A lot of policy conversations I’ve been involved in have focused on lowering the regulatory burden on small and medium-sized enterprises, since these companies have fewer resources than Big Tech. Since smaller companies are less likely to have the infrastructure for analyzing their carbon emissions, we can’t expect them to be responsible for monitoring them.
Something we’ve been working on is documentation. We need more guidance from policy institutions on what, specifically, would be helpful to report over and above the information included on model cards. A lot of governments have been asking the industry for more information about models without specifying what aspects of AI sustainability the industry and developers should report. And we also need to know how to report that information in ways that are understandable to high-level policymakers, who may not have a technical background. Developers definitely need more information if we want them to think about how their systems can become more sustainable.

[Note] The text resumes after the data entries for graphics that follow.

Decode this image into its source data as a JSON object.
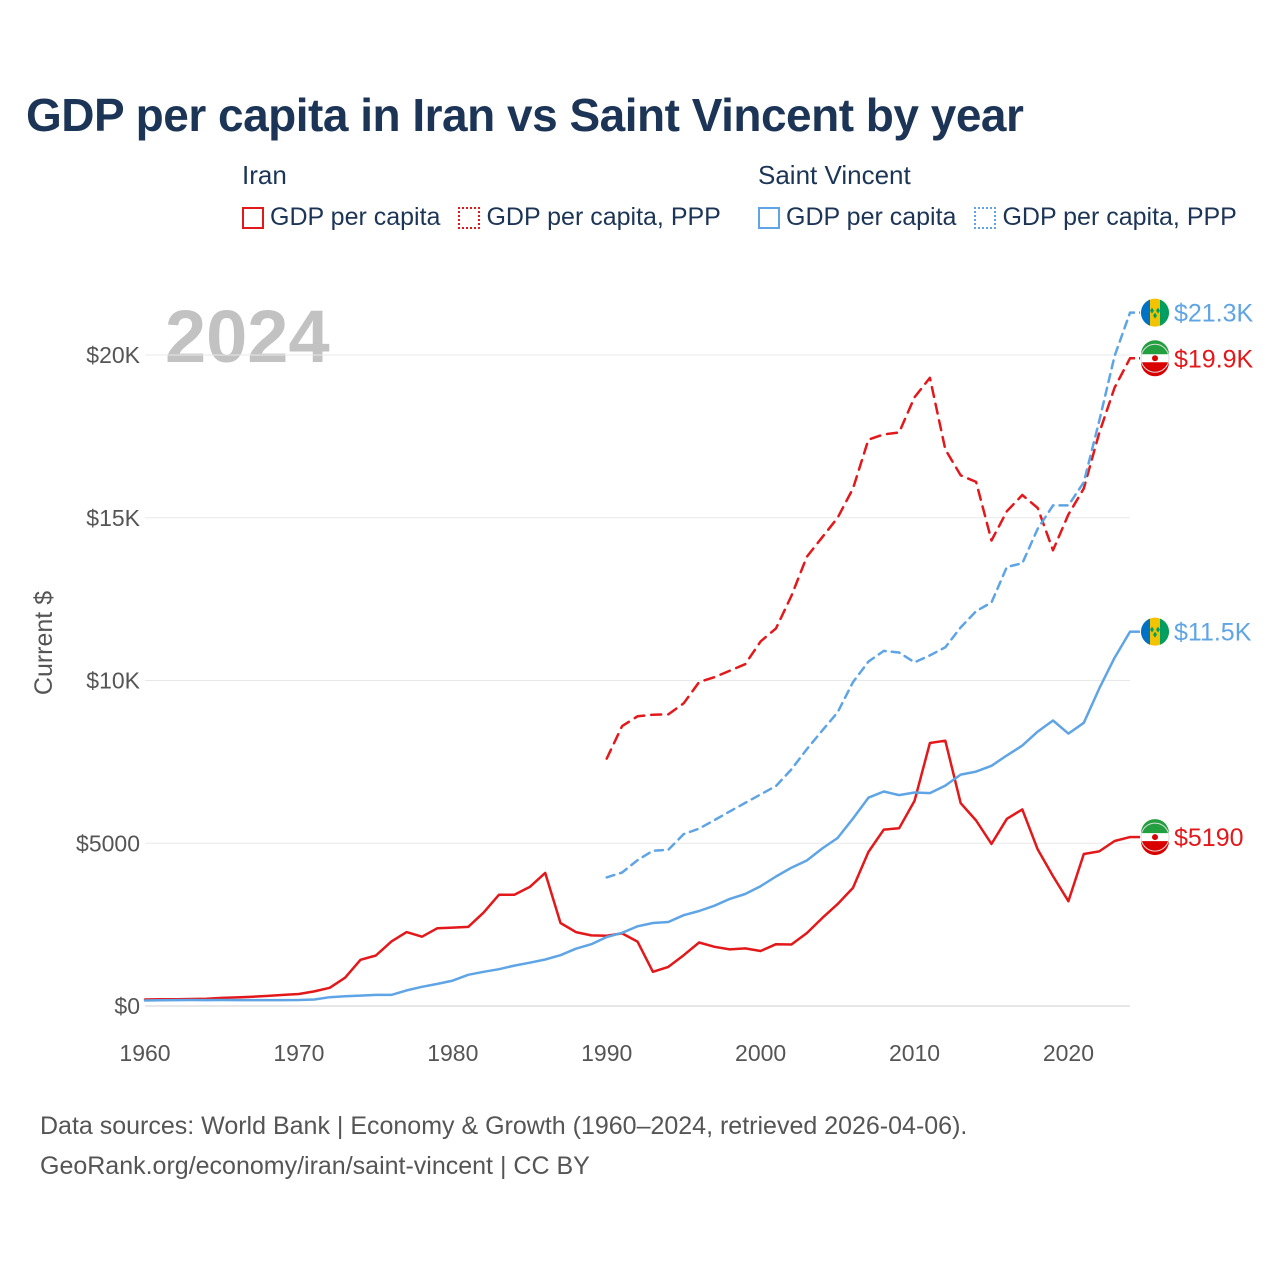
{
  "title": "GDP per capita in Iran vs Saint Vincent by year",
  "legend": [
    {
      "country": "Iran",
      "items": [
        {
          "label": "GDP per capita",
          "color": "#e3181a",
          "style": "solid"
        },
        {
          "label": "GDP per capita, PPP",
          "color": "#e3181a",
          "style": "dotted"
        }
      ]
    },
    {
      "country": "Saint Vincent",
      "items": [
        {
          "label": "GDP per capita",
          "color": "#5fa4e4",
          "style": "solid"
        },
        {
          "label": "GDP per capita, PPP",
          "color": "#5fa4e4",
          "style": "dotted"
        }
      ]
    }
  ],
  "footer": {
    "line1": "Data sources: World Bank | Economy & Growth (1960–2024, retrieved 2026-04-06).",
    "line2": "GeoRank.org/economy/iran/saint-vincent | CC BY"
  },
  "chart_data": {
    "type": "line",
    "title": "GDP per capita in Iran vs Saint Vincent by year",
    "year_label": "2024",
    "xlabel": "",
    "ylabel": "Current $",
    "xlim": [
      1960,
      2024
    ],
    "ylim": [
      0,
      20000
    ],
    "x_ticks": [
      1960,
      1970,
      1980,
      1990,
      2000,
      2010,
      2020
    ],
    "y_ticks": [
      0,
      5000,
      10000,
      15000,
      20000
    ],
    "y_tick_labels": [
      "$0",
      "$5000",
      "$10K",
      "$15K",
      "$20K"
    ],
    "grid": true,
    "series": [
      {
        "name": "Iran GDP per capita",
        "color": "#e3181a",
        "dash": "none",
        "end_label": "$5190",
        "flag": "iran-flag",
        "x": [
          1960,
          1961,
          1962,
          1963,
          1964,
          1965,
          1966,
          1967,
          1968,
          1969,
          1970,
          1971,
          1972,
          1973,
          1974,
          1975,
          1976,
          1977,
          1978,
          1979,
          1980,
          1981,
          1982,
          1983,
          1984,
          1985,
          1986,
          1987,
          1988,
          1989,
          1990,
          1991,
          1992,
          1993,
          1994,
          1995,
          1996,
          1997,
          1998,
          1999,
          2000,
          2001,
          2002,
          2003,
          2004,
          2005,
          2006,
          2007,
          2008,
          2009,
          2010,
          2011,
          2012,
          2013,
          2014,
          2015,
          2016,
          2017,
          2018,
          2019,
          2020,
          2021,
          2022,
          2023,
          2024
        ],
        "values": [
          200,
          210,
          210,
          215,
          225,
          250,
          265,
          285,
          310,
          340,
          370,
          450,
          560,
          870,
          1420,
          1550,
          1980,
          2270,
          2130,
          2390,
          2410,
          2430,
          2870,
          3420,
          3420,
          3660,
          4090,
          2550,
          2270,
          2170,
          2160,
          2230,
          1980,
          1050,
          1200,
          1560,
          1950,
          1820,
          1740,
          1770,
          1690,
          1900,
          1890,
          2240,
          2700,
          3130,
          3630,
          4730,
          5420,
          5460,
          6300,
          8080,
          8150,
          6230,
          5700,
          4980,
          5750,
          6040,
          4810,
          3990,
          3220,
          4670,
          4750,
          5070,
          5190
        ]
      },
      {
        "name": "Iran GDP per capita, PPP",
        "color": "#e3181a",
        "dash": "10,7",
        "end_label": "$19.9K",
        "flag": "iran-flag",
        "x": [
          1990,
          1991,
          1992,
          1993,
          1994,
          1995,
          1996,
          1997,
          1998,
          1999,
          2000,
          2001,
          2002,
          2003,
          2004,
          2005,
          2006,
          2007,
          2008,
          2009,
          2010,
          2011,
          2012,
          2013,
          2014,
          2015,
          2016,
          2017,
          2018,
          2019,
          2020,
          2021,
          2022,
          2023,
          2024
        ],
        "values": [
          7600,
          8600,
          8900,
          8950,
          8960,
          9300,
          9950,
          10100,
          10300,
          10500,
          11200,
          11600,
          12600,
          13800,
          14400,
          15000,
          15900,
          17400,
          17560,
          17620,
          18700,
          19300,
          17100,
          16300,
          16100,
          14300,
          15200,
          15700,
          15300,
          14000,
          15100,
          15900,
          17600,
          19000,
          19900
        ]
      },
      {
        "name": "Saint Vincent GDP per capita",
        "color": "#5fa4e4",
        "dash": "none",
        "end_label": "$11.5K",
        "flag": "saint-vincent-flag",
        "x": [
          1960,
          1961,
          1962,
          1963,
          1964,
          1965,
          1966,
          1967,
          1968,
          1969,
          1970,
          1971,
          1972,
          1973,
          1974,
          1975,
          1976,
          1977,
          1978,
          1979,
          1980,
          1981,
          1982,
          1983,
          1984,
          1985,
          1986,
          1987,
          1988,
          1989,
          1990,
          1991,
          1992,
          1993,
          1994,
          1995,
          1996,
          1997,
          1998,
          1999,
          2000,
          2001,
          2002,
          2003,
          2004,
          2005,
          2006,
          2007,
          2008,
          2009,
          2010,
          2011,
          2012,
          2013,
          2014,
          2015,
          2016,
          2017,
          2018,
          2019,
          2020,
          2021,
          2022,
          2023,
          2024
        ],
        "values": [
          170,
          175,
          180,
          185,
          180,
          185,
          180,
          180,
          180,
          180,
          185,
          200,
          270,
          300,
          320,
          340,
          340,
          480,
          590,
          680,
          780,
          960,
          1050,
          1130,
          1240,
          1330,
          1430,
          1560,
          1760,
          1900,
          2120,
          2250,
          2450,
          2550,
          2580,
          2790,
          2920,
          3080,
          3290,
          3440,
          3680,
          3980,
          4250,
          4470,
          4840,
          5160,
          5760,
          6400,
          6590,
          6480,
          6560,
          6540,
          6770,
          7110,
          7200,
          7380,
          7700,
          8000,
          8430,
          8770,
          8370,
          8700,
          9750,
          10700,
          11500
        ]
      },
      {
        "name": "Saint Vincent GDP per capita, PPP",
        "color": "#5fa4e4",
        "dash": "8,6",
        "end_label": "$21.3K",
        "flag": "saint-vincent-flag",
        "x": [
          1990,
          1991,
          1992,
          1993,
          1994,
          1995,
          1996,
          1997,
          1998,
          1999,
          2000,
          2001,
          2002,
          2003,
          2004,
          2005,
          2006,
          2007,
          2008,
          2009,
          2010,
          2011,
          2012,
          2013,
          2014,
          2015,
          2016,
          2017,
          2018,
          2019,
          2020,
          2021,
          2022,
          2023,
          2024
        ],
        "values": [
          3950,
          4100,
          4480,
          4770,
          4800,
          5280,
          5450,
          5710,
          5980,
          6240,
          6500,
          6760,
          7270,
          7890,
          8460,
          9020,
          9950,
          10580,
          10910,
          10860,
          10560,
          10770,
          11020,
          11630,
          12130,
          12400,
          13490,
          13600,
          14660,
          15380,
          15380,
          16090,
          17970,
          19970,
          21300
        ]
      }
    ]
  }
}
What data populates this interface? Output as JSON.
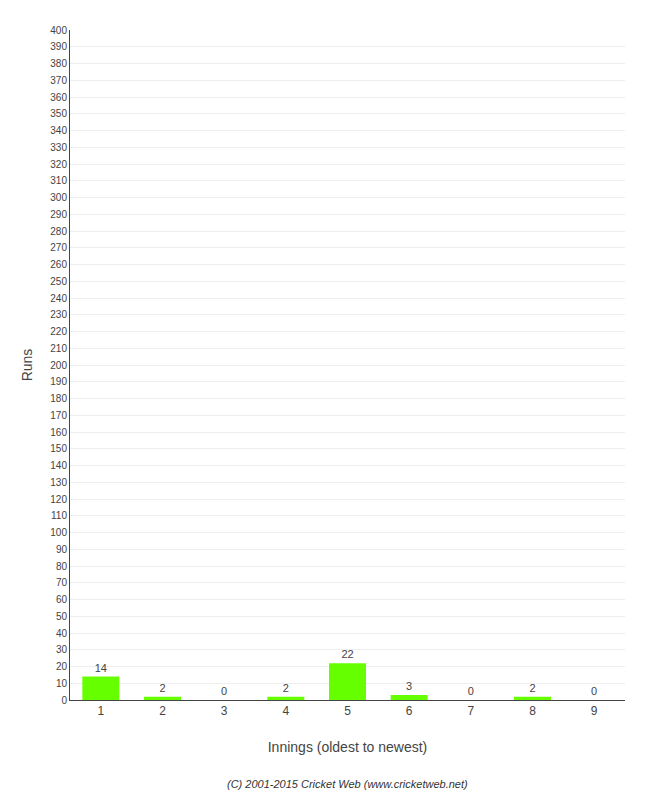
{
  "chart_data": {
    "type": "bar",
    "categories": [
      "1",
      "2",
      "3",
      "4",
      "5",
      "6",
      "7",
      "8",
      "9"
    ],
    "values": [
      14,
      2,
      0,
      2,
      22,
      3,
      0,
      2,
      0
    ],
    "color": "#66ff00",
    "xlabel": "Innings (oldest to newest)",
    "ylabel": "Runs",
    "ylim": [
      0,
      400
    ],
    "yticks": [
      0,
      10,
      20,
      30,
      40,
      50,
      60,
      70,
      80,
      90,
      100,
      110,
      120,
      130,
      140,
      150,
      160,
      170,
      180,
      190,
      200,
      210,
      220,
      230,
      240,
      250,
      260,
      270,
      280,
      290,
      300,
      310,
      320,
      330,
      340,
      350,
      360,
      370,
      380,
      390,
      400
    ],
    "grid": true,
    "data_labels": true,
    "annotations": [
      "(C) 2001-2015 Cricket Web (www.cricketweb.net)"
    ]
  }
}
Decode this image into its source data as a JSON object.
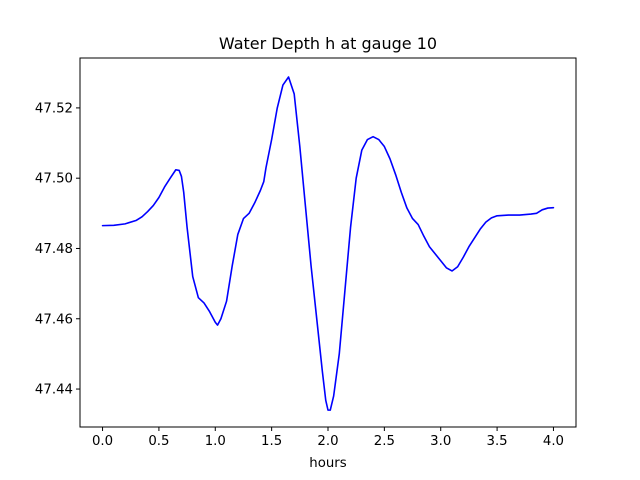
{
  "chart_data": {
    "type": "line",
    "title": "Water Depth h at gauge 10",
    "xlabel": "hours",
    "ylabel": "",
    "xlim": [
      -0.2,
      4.2
    ],
    "ylim": [
      47.4292,
      47.5342
    ],
    "x_ticks": [
      0.0,
      0.5,
      1.0,
      1.5,
      2.0,
      2.5,
      3.0,
      3.5,
      4.0
    ],
    "x_tick_labels": [
      "0.0",
      "0.5",
      "1.0",
      "1.5",
      "2.0",
      "2.5",
      "3.0",
      "3.5",
      "4.0"
    ],
    "y_ticks": [
      47.44,
      47.46,
      47.48,
      47.5,
      47.52
    ],
    "y_tick_labels": [
      "47.44",
      "47.46",
      "47.48",
      "47.50",
      "47.52"
    ],
    "grid": false,
    "series": [
      {
        "color": "#0000ff",
        "x": [
          0.0,
          0.1,
          0.2,
          0.3,
          0.35,
          0.4,
          0.45,
          0.5,
          0.55,
          0.6,
          0.65,
          0.68,
          0.7,
          0.72,
          0.75,
          0.8,
          0.85,
          0.9,
          0.95,
          1.0,
          1.02,
          1.05,
          1.1,
          1.15,
          1.2,
          1.25,
          1.3,
          1.35,
          1.4,
          1.43,
          1.45,
          1.5,
          1.55,
          1.6,
          1.65,
          1.7,
          1.75,
          1.8,
          1.85,
          1.9,
          1.95,
          1.98,
          2.0,
          2.02,
          2.05,
          2.1,
          2.15,
          2.2,
          2.25,
          2.3,
          2.35,
          2.4,
          2.45,
          2.5,
          2.55,
          2.6,
          2.65,
          2.7,
          2.75,
          2.8,
          2.85,
          2.9,
          2.95,
          3.0,
          3.05,
          3.1,
          3.15,
          3.2,
          3.25,
          3.3,
          3.35,
          3.4,
          3.45,
          3.5,
          3.6,
          3.7,
          3.8,
          3.85,
          3.9,
          3.95,
          4.0
        ],
        "y": [
          47.4865,
          47.4866,
          47.487,
          47.488,
          47.489,
          47.4905,
          47.4922,
          47.4945,
          47.4975,
          47.5,
          47.5024,
          47.5022,
          47.5005,
          47.496,
          47.486,
          47.472,
          47.466,
          47.4645,
          47.462,
          47.459,
          47.4582,
          47.46,
          47.465,
          47.475,
          47.484,
          47.4885,
          47.49,
          47.493,
          47.4965,
          47.499,
          47.503,
          47.511,
          47.52,
          47.5265,
          47.5288,
          47.524,
          47.509,
          47.492,
          47.475,
          47.46,
          47.445,
          47.4368,
          47.434,
          47.434,
          47.438,
          47.45,
          47.468,
          47.486,
          47.5,
          47.508,
          47.511,
          47.5118,
          47.511,
          47.509,
          47.5055,
          47.501,
          47.496,
          47.4915,
          47.4885,
          47.4868,
          47.4835,
          47.4805,
          47.4785,
          47.4765,
          47.4745,
          47.4736,
          47.4748,
          47.4775,
          47.4805,
          47.483,
          47.4855,
          47.4875,
          47.4887,
          47.4893,
          47.4895,
          47.4895,
          47.4898,
          47.49,
          47.491,
          47.4915,
          47.4916
        ]
      }
    ]
  }
}
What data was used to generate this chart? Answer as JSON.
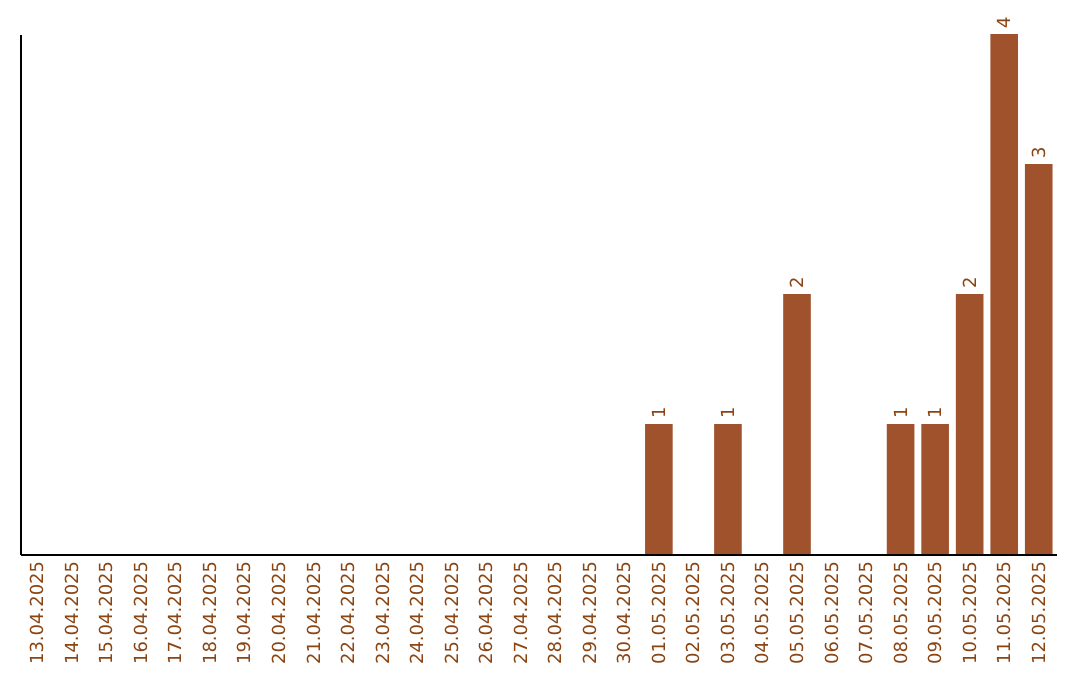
{
  "chart_data": {
    "type": "bar",
    "categories": [
      "13.04.2025",
      "14.04.2025",
      "15.04.2025",
      "16.04.2025",
      "17.04.2025",
      "18.04.2025",
      "19.04.2025",
      "20.04.2025",
      "21.04.2025",
      "22.04.2025",
      "23.04.2025",
      "24.04.2025",
      "25.04.2025",
      "26.04.2025",
      "27.04.2025",
      "28.04.2025",
      "29.04.2025",
      "30.04.2025",
      "01.05.2025",
      "02.05.2025",
      "03.05.2025",
      "04.05.2025",
      "05.05.2025",
      "06.05.2025",
      "07.05.2025",
      "08.05.2025",
      "09.05.2025",
      "10.05.2025",
      "11.05.2025",
      "12.05.2025"
    ],
    "values": [
      null,
      null,
      null,
      null,
      null,
      null,
      null,
      null,
      null,
      null,
      null,
      null,
      null,
      null,
      null,
      null,
      null,
      null,
      1,
      null,
      1,
      null,
      2,
      null,
      null,
      1,
      1,
      2,
      4,
      3
    ],
    "value_labels": [
      null,
      null,
      null,
      null,
      null,
      null,
      null,
      null,
      null,
      null,
      null,
      null,
      null,
      null,
      null,
      null,
      null,
      null,
      "1",
      null,
      "1",
      null,
      "2",
      null,
      null,
      "1",
      "1",
      "2",
      "4",
      "3"
    ],
    "color": "#a0522d"
  }
}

When we look at the infrastructure, there are both positive and negative developments. Hardware development is making rapid progress when it comes to computing efficiency. If you compare a GPU from this year to one built two or three years ago, there’s a significant difference. It’s literally 10 times faster. But with this positive development comes a negative one, because that efficiency leap means that people are doing more computing. It’s a Catch-22. If we kept the size of our models and the amount of computation needed at a constant level, we would definitely be going in the right direction. But since both are growing so fast, it’s hard to say where we might end up. I do see cloud providers taking advantage of carbon offsetting, and some are switching to renewable energy sources. On the other hand, though, the concept of “the bigger the better” in AI modeling is getting out of hand.